Ceramics with the perovskite structure are candidates for nuclear applications, including inert matrix fuels for the next generation of nuclear fission reactors and superconducting magnets for fusion. The key effects in next generation fission reactors are radiation damage, gas bubble formation and transmutation. These factors are difficult to predict at high burn ups, therefore model systems are studied for damage resistance and the effects of He bubble formation, predominantly to test existing models of damage accumulation and recovery. In this seminar I will discuss radiation damage accumulation and recovery mechanisms in ceramic materials and present recent results from the LaFe1-xAlxO3 system. This model system allows investigation of the effect of radiation damage and He bubble formation as a function of composition, whilst maintaining the perovskite structure across the compositional range. Radiation damage was induced in these materials by energetic Au ion implantation, and He bubble formation was observed using in-situ He ion implantation, within a Transmission Electron Microscope. Au ion implantation results in the formation of a 1μm thick damaged region extending from the surface. In order to examine only this surface damaged region, and determine radiation-induced structural modifications, the samples were examined by Grazing Incidence X-ray diffraction.
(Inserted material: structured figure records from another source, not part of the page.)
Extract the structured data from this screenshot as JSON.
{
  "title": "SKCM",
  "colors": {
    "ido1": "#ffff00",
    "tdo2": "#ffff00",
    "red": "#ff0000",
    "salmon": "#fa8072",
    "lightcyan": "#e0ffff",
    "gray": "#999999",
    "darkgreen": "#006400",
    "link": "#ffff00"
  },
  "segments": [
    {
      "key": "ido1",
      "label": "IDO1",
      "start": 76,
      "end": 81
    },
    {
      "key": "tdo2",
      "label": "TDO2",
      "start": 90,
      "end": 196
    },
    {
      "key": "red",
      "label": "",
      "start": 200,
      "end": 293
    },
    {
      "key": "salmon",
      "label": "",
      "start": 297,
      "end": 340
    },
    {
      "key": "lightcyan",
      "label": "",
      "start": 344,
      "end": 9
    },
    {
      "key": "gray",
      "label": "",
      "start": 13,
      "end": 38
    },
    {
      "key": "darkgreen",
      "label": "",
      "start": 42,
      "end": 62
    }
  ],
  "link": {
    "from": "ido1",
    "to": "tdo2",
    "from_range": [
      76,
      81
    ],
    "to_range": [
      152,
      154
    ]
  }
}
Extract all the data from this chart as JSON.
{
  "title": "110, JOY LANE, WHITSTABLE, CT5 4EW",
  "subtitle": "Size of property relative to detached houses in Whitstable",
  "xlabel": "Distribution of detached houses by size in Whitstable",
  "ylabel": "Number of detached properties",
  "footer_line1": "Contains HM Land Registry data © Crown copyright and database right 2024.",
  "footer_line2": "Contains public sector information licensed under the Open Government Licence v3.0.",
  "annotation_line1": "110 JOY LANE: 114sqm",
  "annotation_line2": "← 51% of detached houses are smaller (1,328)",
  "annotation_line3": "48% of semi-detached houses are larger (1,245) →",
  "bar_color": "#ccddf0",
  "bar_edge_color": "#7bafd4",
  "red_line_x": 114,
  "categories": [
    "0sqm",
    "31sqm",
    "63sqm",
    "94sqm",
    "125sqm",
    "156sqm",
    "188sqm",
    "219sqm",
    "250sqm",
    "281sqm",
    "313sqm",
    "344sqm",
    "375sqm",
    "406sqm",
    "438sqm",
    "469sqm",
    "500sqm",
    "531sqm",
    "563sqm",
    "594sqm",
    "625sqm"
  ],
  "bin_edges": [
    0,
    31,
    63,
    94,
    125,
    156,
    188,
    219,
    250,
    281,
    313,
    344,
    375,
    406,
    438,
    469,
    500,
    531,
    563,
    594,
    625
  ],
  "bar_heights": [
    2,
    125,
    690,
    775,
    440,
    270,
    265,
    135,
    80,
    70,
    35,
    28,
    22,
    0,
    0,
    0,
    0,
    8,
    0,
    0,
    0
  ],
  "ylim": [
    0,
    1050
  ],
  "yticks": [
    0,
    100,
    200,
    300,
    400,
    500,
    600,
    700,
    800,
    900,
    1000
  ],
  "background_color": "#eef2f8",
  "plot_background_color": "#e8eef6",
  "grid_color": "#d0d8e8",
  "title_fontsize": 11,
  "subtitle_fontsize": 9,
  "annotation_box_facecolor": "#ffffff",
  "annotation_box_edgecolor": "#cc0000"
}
Dr Amy Gandy is a postdoctoral research associate in the Department of Materials Science and Engineering at the University of Sheffield, in the UK. She is currently working in the Immobilisation Science Laboratory (ISL) with Dr Karl Whittle, where she is developing perovskite related ceramic materials for Gen-IV fission technologies and Li-ceramics relevant to fusion.
Amy completed her Joint PhD at the University of Salford and the University of Poitiers, France, in 2009 for which she used transmission electron microscopy (TEM) to understand ion beam implantation induced defect formation and interactions during thermal annealing in crystalline and amorphous silicon, relevant to the semiconductor industry. Amy stayed in this research area whilst undertaking a postdoctoral position at the University of Manchester (2009-2011). Amy graduated from The University of Salford in 2003 with a First Class MPhys (Hons) degree in Physics and Space Technology.